Genetic improvement is an approach to computer program optimization in which an automated "programmer" is written to manipulate the source code of a piece of software via trial and error, with the goal of boosting the software's operational efficiency. Each manipulation is then assessed against some quality measure to see if the new version of the code is an improvement. Among the potential benefits this approach can yield are faster programs, bug removal, easier conversion of old software to new hardware, and enhancement of non-functional properties. Genetic improvement diverges from the discipline of genetic programming, which attempts to rebuild programs from scratch, by instead making small numbers of minuscule modifications. The genetic-improvement field's potential was demonstrated in the past year by several research initiatives overseen by University College London. One project involved a program capable of taking a piece of software with more than 50,000 lines of code and accelerating its functionality 70-fold. A second project conducted the first automated wholesale transplant of one piece of software into a larger one by taking a linguistic translator called Babel and inserting it within an instant-messaging system called Pidgin.

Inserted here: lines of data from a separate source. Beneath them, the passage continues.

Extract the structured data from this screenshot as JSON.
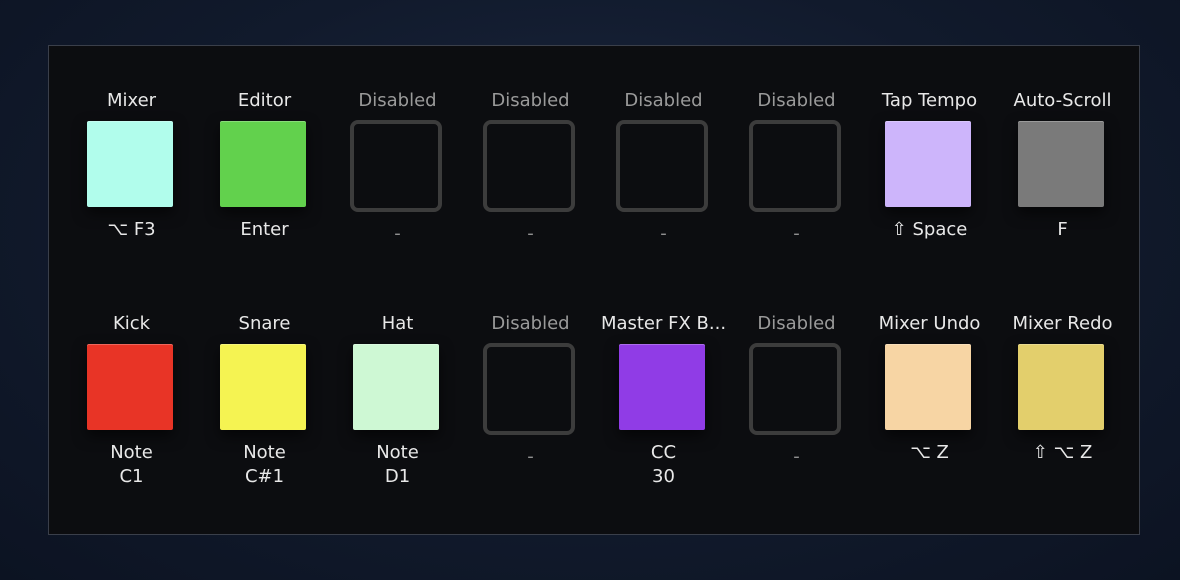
{
  "rows": [
    [
      {
        "title": "Mixer",
        "color": "#b1fdec",
        "sub1": "⌥ F3",
        "sub2": ""
      },
      {
        "title": "Editor",
        "color": "#62d14d",
        "sub1": "Enter",
        "sub2": ""
      },
      {
        "title": "Disabled",
        "color": "",
        "sub1": "-",
        "sub2": ""
      },
      {
        "title": "Disabled",
        "color": "",
        "sub1": "-",
        "sub2": ""
      },
      {
        "title": "Disabled",
        "color": "",
        "sub1": "-",
        "sub2": ""
      },
      {
        "title": "Disabled",
        "color": "",
        "sub1": "-",
        "sub2": ""
      },
      {
        "title": "Tap Tempo",
        "color": "#cdb5fb",
        "sub1": "⇧ Space",
        "sub2": ""
      },
      {
        "title": "Auto-Scroll",
        "color": "#7a7a7a",
        "sub1": "F",
        "sub2": ""
      }
    ],
    [
      {
        "title": "Kick",
        "color": "#e83426",
        "sub1": "Note",
        "sub2": "C1"
      },
      {
        "title": "Snare",
        "color": "#f5f352",
        "sub1": "Note",
        "sub2": "C#1"
      },
      {
        "title": "Hat",
        "color": "#cef8d4",
        "sub1": "Note",
        "sub2": "D1"
      },
      {
        "title": "Disabled",
        "color": "",
        "sub1": "-",
        "sub2": ""
      },
      {
        "title": "Master FX B...",
        "color": "#903ce6",
        "sub1": "CC",
        "sub2": "30"
      },
      {
        "title": "Disabled",
        "color": "",
        "sub1": "-",
        "sub2": ""
      },
      {
        "title": "Mixer Undo",
        "color": "#f7d5a4",
        "sub1": "⌥ Z",
        "sub2": ""
      },
      {
        "title": "Mixer Redo",
        "color": "#e3cf6c",
        "sub1": "⇧ ⌥ Z",
        "sub2": ""
      }
    ]
  ]
}
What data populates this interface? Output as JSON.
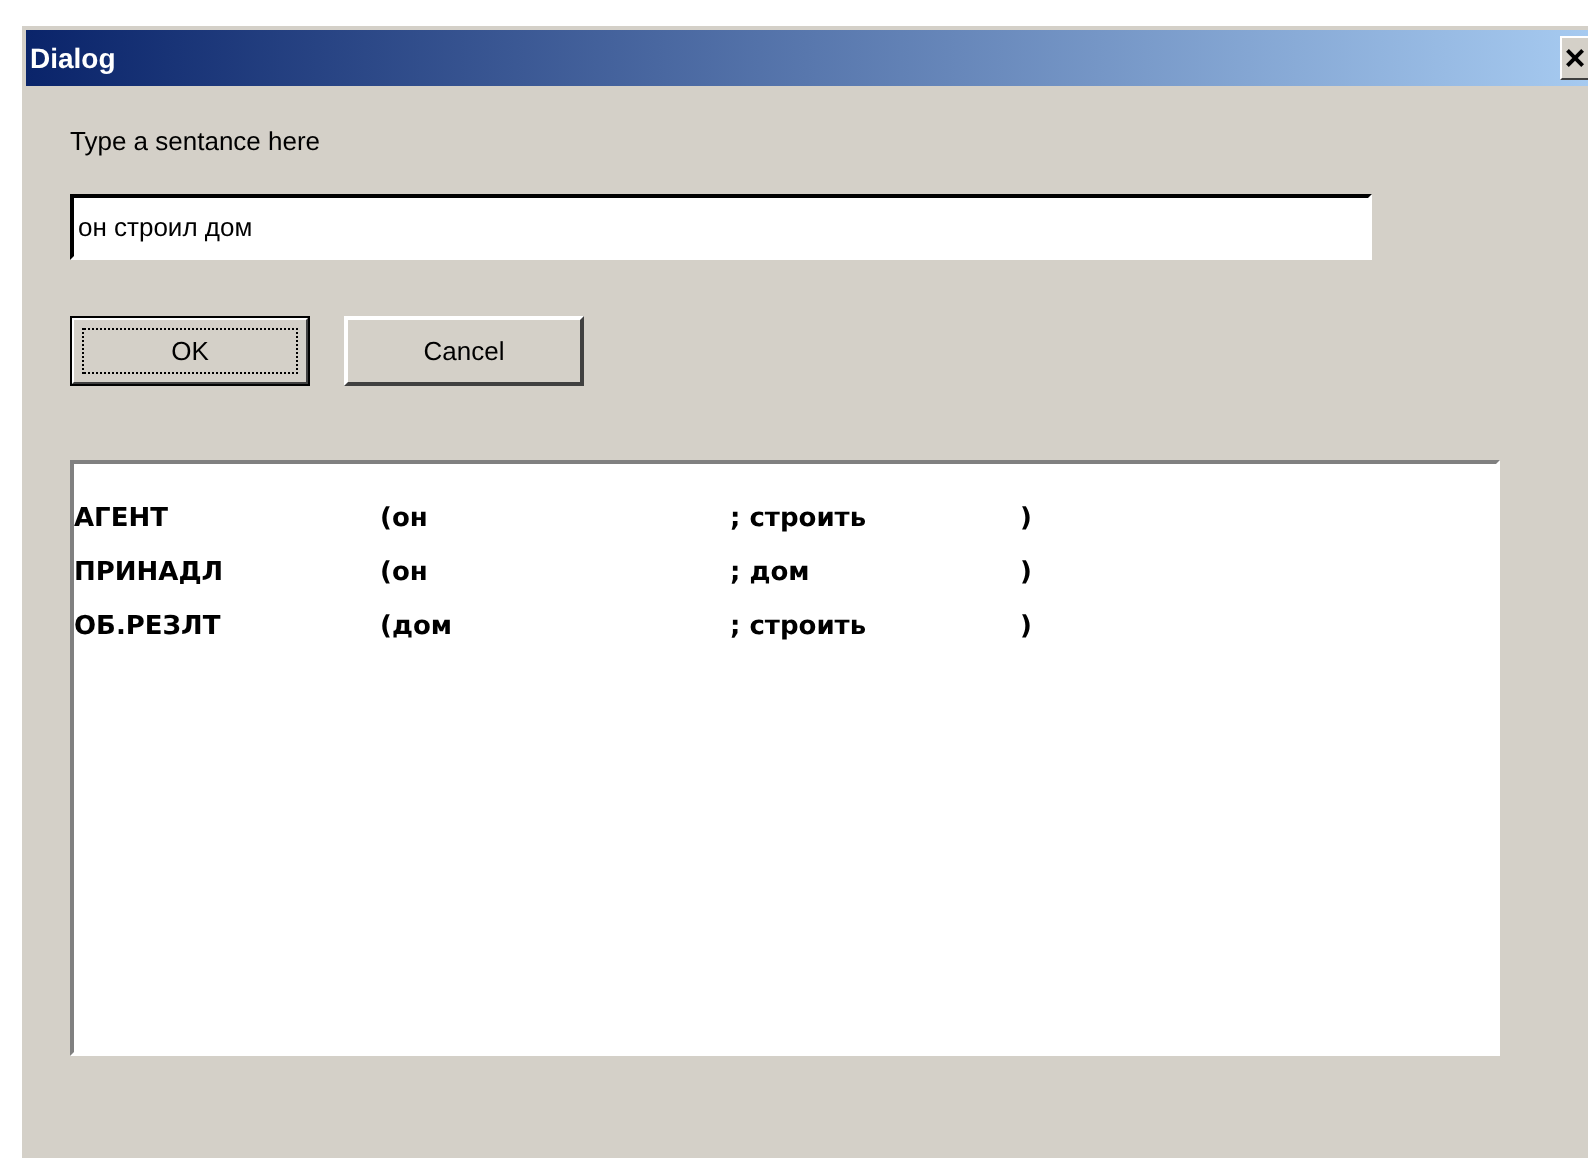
{
  "window": {
    "title": "Dialog",
    "close": "×"
  },
  "prompt": "Type a sentance here",
  "sentence_field": {
    "value": "он строил дом"
  },
  "buttons": [
    {
      "label": "OK",
      "default": true
    },
    {
      "label": "Cancel",
      "default": false
    }
  ],
  "results": [
    {
      "relation": "АГЕНТ",
      "arg1": "(он",
      "arg2": "; строить",
      "end": ")"
    },
    {
      "relation": "ПРИНАДЛ",
      "arg1": "(он",
      "arg2": "; дом",
      "end": ")"
    },
    {
      "relation": "ОБ.РЕЗЛТ",
      "arg1": "(дом",
      "arg2": "; строить",
      "end": ")"
    }
  ]
}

Israeli Computer Expert Works to Simplify Cyber Security
The Algemeiner (06/29/15) Maayan Jaffe

Israeli-born computer scientist and electrical engineer Dan Boneh was presented with the 2014 ACM-Infosys Foundation Award in Computing Sciences on June 20 in San Francisco. The award, which came with a $175,000 prize, was in recognition of Boneh's contributions to making cryptography easier to use. "Boneh has produced new directions and given the field a fresh start," says ACM president Alexander L. Wolf. Among the fruits of Boneh's work are algorithms that helped to establish the field of pairings-based cryptography, in particular identity-based encryption. The algorithms can enable an identity credential, such as an email address, to act as an encryption key. David Kravitz, a research staff member at IBM, says this type of encryption is already having a major impact on e-commerce and other related transactions. Boneh's work also has produced new mechanisms for enhancing Web and mobile device security. Some of Boneh's more recent work has been in finding ways to secure the numerous sensors contained in the average smartphone so they will not readily reveal sensitive data. Boneh also has worked to advance cryptographic watermarking, runs a popular online course on cryptography, and co-founded Voltage Security, which has licensed its solution to more than a 1,000 corporations worldwide.